Dan masih banyak dalil lainnya. Imam asy-Syathibi mengatakan: “Dalil-dalil tentang kemudahan bagi umat ini telah mencapai derajat yang pasti[5]
Dari akumulasi dalil qur’an dan hadits diatas bisa disimpulkan bahwa dalam menjalani agama itu mudah dan tercetuslah satu kaidah asas fiqih al masyaqqah tajlib al-taysir . namun tentunya yang dimaksud kemudahan-kemudahan yang allah SWT berikan bukan tanpa aturan sehingga menjadi mempermudah agama, ada sebab dan batasan yang harus dipenuhi sehingga kemudahan itu bisa diperoleh.

C.       Kemudahan dalam islam ada dua, yaitu:
1.        Kemudahan asli
Semua syari’at dan hukum Islam, semuanya adalah mudah. Inilah yang biasa dimaksud dalam banyak dalil. Imam Ibnu Hazm berkata: “Semua perintah Allah kepada kita adalah mudah dan tidak berat. Dan tidak ada kemudahan yang lebih daripada sesuatu yang mengantarkan manusia menuju surga dan menjauhkan mereka dari neraka”.
2.        Kemudahan karena ada sebab
Semua syari’at pada asalnya mudah, sekalipun demikian bila ada sebab maka Allah menambah kemudahan lagi, seperti orang safar diberikan keringanan untuk qoshor dan jama’, orang tidak bisa berwudhu diberi keriganan untuk tayammum dan seterusnya[6].
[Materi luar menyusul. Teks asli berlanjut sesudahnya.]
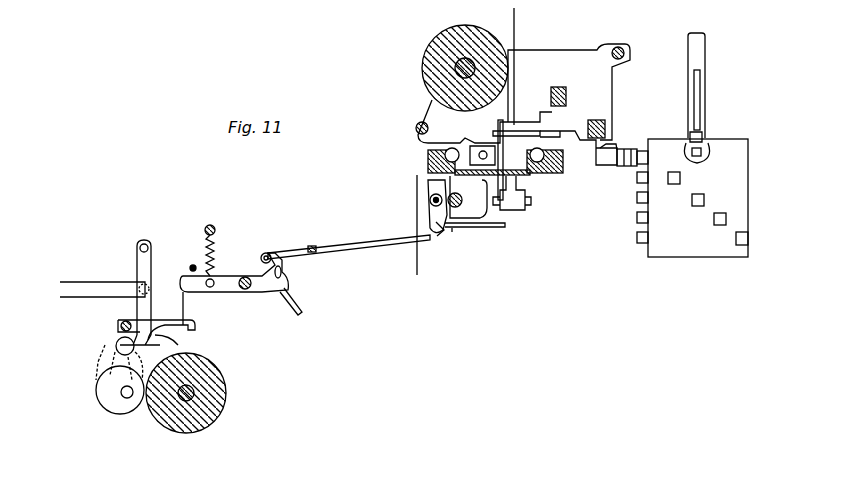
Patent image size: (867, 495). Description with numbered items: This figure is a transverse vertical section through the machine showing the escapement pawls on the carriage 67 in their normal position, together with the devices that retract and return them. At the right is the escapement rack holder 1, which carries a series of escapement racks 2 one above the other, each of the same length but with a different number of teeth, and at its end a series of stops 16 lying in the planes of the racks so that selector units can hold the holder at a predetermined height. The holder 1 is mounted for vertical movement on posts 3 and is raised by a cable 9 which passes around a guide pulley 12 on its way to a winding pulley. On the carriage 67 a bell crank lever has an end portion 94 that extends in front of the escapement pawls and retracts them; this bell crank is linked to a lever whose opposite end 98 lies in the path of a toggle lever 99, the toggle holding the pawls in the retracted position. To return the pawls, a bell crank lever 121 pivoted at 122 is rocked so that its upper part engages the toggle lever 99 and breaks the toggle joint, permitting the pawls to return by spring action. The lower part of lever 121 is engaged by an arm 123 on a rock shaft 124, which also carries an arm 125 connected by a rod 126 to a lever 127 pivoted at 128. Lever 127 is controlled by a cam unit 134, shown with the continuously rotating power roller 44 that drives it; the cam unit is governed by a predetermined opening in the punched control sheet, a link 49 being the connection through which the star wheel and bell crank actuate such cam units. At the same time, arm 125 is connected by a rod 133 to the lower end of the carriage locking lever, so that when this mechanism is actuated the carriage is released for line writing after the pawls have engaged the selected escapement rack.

The escapement rack holder 1 is at (738, 222).
The escapement racks 2 is at (636, 237).
The posts 3 is at (695, 50).
The cable 9 is at (700, 97).
The guide pulley 12 is at (512, 15).
The stops 16 is at (718, 213).
The power roller 44 is at (216, 406).
The link 49 is at (95, 284).
The carriage 67 is at (565, 64).
The end portion 94 is at (632, 166).
The lever end 98 is at (522, 131).
The toggle lever 99 is at (500, 125).
The bell crank lever 121 is at (470, 216).
The pivot 122 is at (483, 150).
The arm 123 is at (463, 191).
The rock shaft 124 is at (430, 198).
The arm 125 is at (430, 218).
The rod 126 is at (325, 249).
The lever 127 is at (235, 276).
The pivot 128 is at (248, 290).
The rod 133 is at (452, 230).
The cam unit 134 is at (104, 396).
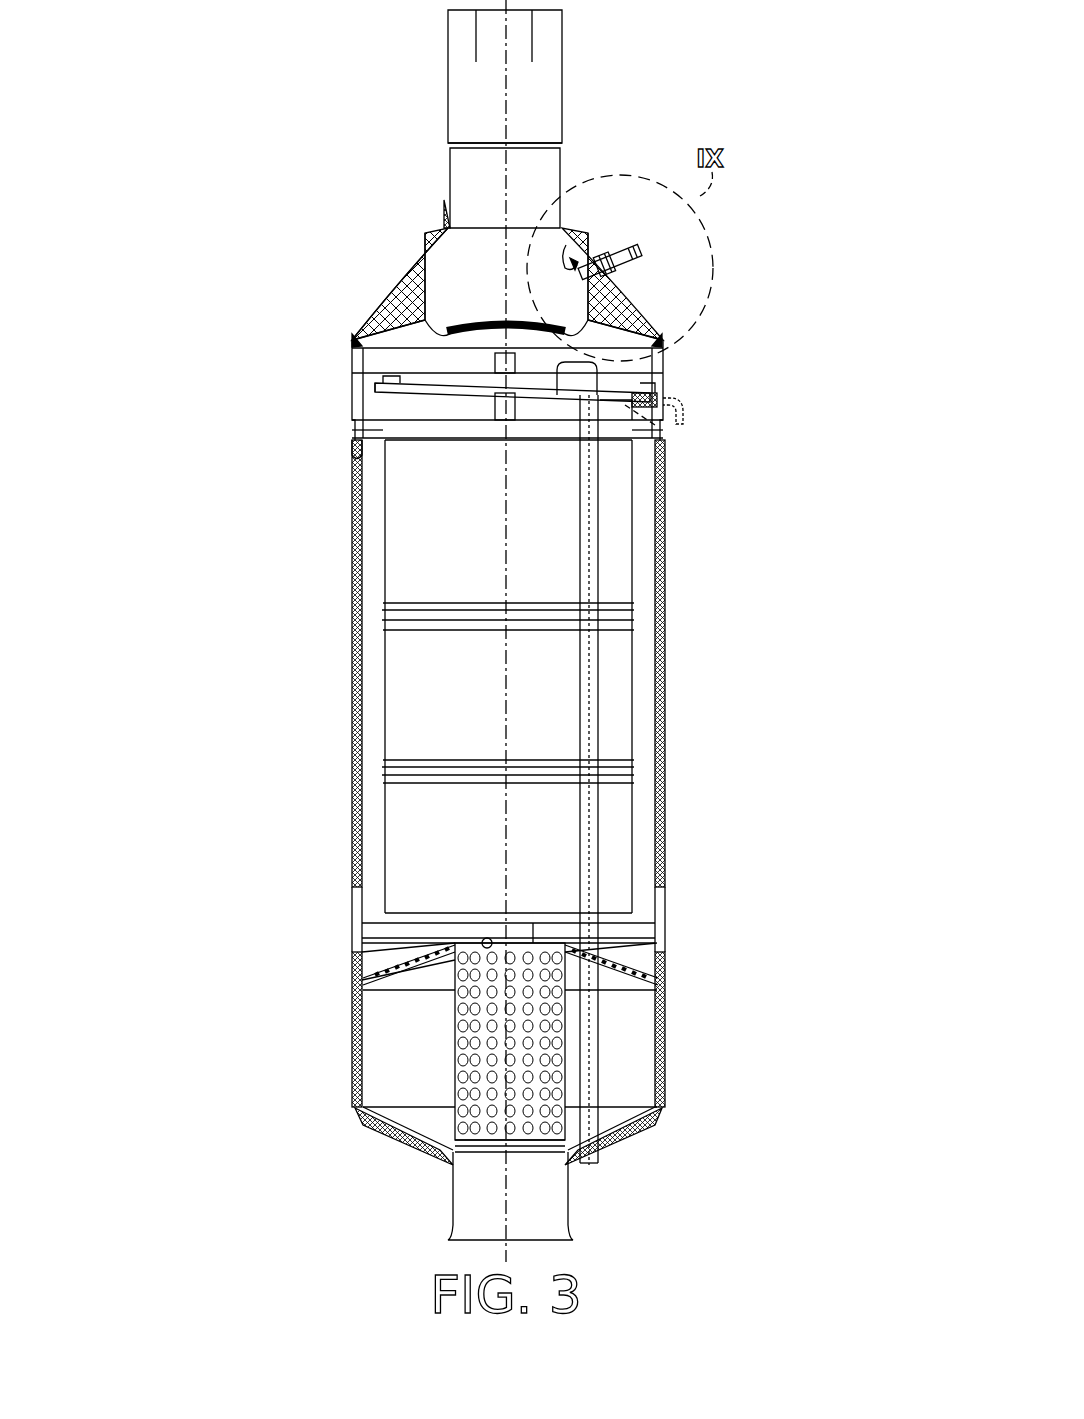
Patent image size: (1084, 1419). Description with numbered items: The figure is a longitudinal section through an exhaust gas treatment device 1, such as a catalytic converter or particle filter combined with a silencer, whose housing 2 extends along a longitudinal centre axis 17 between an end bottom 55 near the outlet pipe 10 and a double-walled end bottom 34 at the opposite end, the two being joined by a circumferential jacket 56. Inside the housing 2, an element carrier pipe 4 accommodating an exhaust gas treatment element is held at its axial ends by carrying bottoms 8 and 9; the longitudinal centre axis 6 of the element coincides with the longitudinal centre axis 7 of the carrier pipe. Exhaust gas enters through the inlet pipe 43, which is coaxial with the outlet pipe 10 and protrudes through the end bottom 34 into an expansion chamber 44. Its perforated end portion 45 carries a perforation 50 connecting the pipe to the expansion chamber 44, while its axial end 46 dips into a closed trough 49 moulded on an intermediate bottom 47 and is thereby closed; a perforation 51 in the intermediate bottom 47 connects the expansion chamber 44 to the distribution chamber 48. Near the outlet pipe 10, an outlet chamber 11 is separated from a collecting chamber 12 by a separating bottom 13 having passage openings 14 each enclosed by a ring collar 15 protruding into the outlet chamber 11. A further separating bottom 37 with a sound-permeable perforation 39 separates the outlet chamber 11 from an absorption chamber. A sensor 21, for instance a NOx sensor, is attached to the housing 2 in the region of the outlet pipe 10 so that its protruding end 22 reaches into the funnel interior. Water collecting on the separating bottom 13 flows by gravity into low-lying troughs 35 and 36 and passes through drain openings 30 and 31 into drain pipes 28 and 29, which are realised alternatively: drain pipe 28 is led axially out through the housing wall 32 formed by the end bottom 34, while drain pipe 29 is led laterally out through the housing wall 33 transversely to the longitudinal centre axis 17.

D.       Karakter Kesulitan (Al-Masyaqqoh)
Dalam kitabnnya Al-Asybah wa An-nadzoir, Imam As-suyuthi membagi kesulitan sesuai karakternya kedalam dua pembagian pokok:
1.    مشقة لا تنفك عنها العبادة غالبا
Kesulitan yang tidak dapat menggugurkan kewajiban (ibadah). Misalnya rasa lelah ketika melakukan perjalanan haji, tidak secara otomatis menggugurkan kewajiban haji. Rasa capek dan takut dalam peperangan, tidak dapat menggugurkan kewajiban jihad. Masalahnya, masyaqqah semacam itu sudah merupakan tabi’at dasar dan konsekuensi logis dari jenis pekerjaan yang sedang dilakukan.
2.    مشقة تنفك عنها العبادة غالبا
Kesulitan yang dapat menggugurkan kewajiban, dan terbagi menjadi tiga tingkatan:
a.    مشقة عظيمة فادحة  yaitu kesulitan yang sangat berat dan sulit ditanggung. Seperti rasa khawatir akan keselamatan jiwa, harta, keturunan, organ tubuh, dan hal-hal mendasar lainnya. Pada taraf inilah syari’at memberlakukan keringanan hukum (rukhshah). Sebab, pemeliharaan jiwa dan raga untuk menjalankan kewajiban-kewajiban syari’at lebih diutamakan dari pada tidak melakukan sama sekali.
b.    مشقة خفيفة لا وقع لها   yaitu kesulitan yang ringan. Seperti pegal-pegal, pilek, pusing, dan lain sebagainya. Pada strata ini, tidak ada sama sekali legitimasi syari’at untuk memberi rukhshah. Sebab ke-maslahat-an ibadah masih lebih penting dari pada menghindari mafsadah (kerusakan) yang timbul dari masyaqqah kategori ini.
c.    متوسطة بين هاتين المرتبتين  yaitu kesulitan sedang yang berada di antara dua bagian sebelumnya. Jenis masyaqqah yang terakhir ini bisa mendapat rukhshah, jika telah mendekati kadar masyaqqah pada urutan yang tertinggi. Dan sebaliknya apabila lebih dekat pada kategori masyaqqah yang paling ringan maka ia tidak dapat menyebabkan rukhshah.[7]

E.        Rukhsoh
1.        Definisi Rukhshah dan ‘Azimah
Rukhshah adalah sebuah kodifikasi hukum yang diberikan syari’at bagi mukallaf yang mengalami kesulitan dalam melaksanakan taklif yang dibebankan kepadanya. Dengan kata lain, rukhshah adalah sebuah formulasi hukum yang telah berubah dari bentuk asalnya, karena mempertimbangkan obyek hukum, situasi, kondisi, dan tempat tertentu. Bisa pula dimaknai sebagai diperbolehkannya sesuatu yang asalnya dilarang, beserta wujudnya dalil yang melarang. [8]
Sebaliknya, jika formulasi hukum syari’at tidak mengalami perubahan, maka ia dinamakan ‘azimah. Atau dapat dikatakan, ‘azimah adalah suatu formulasi hukum-hukum dasar syari’at yang bersifat umum dan tidak terbatas pada obyek, situasi, kondisi, dan orang tertentu.[9]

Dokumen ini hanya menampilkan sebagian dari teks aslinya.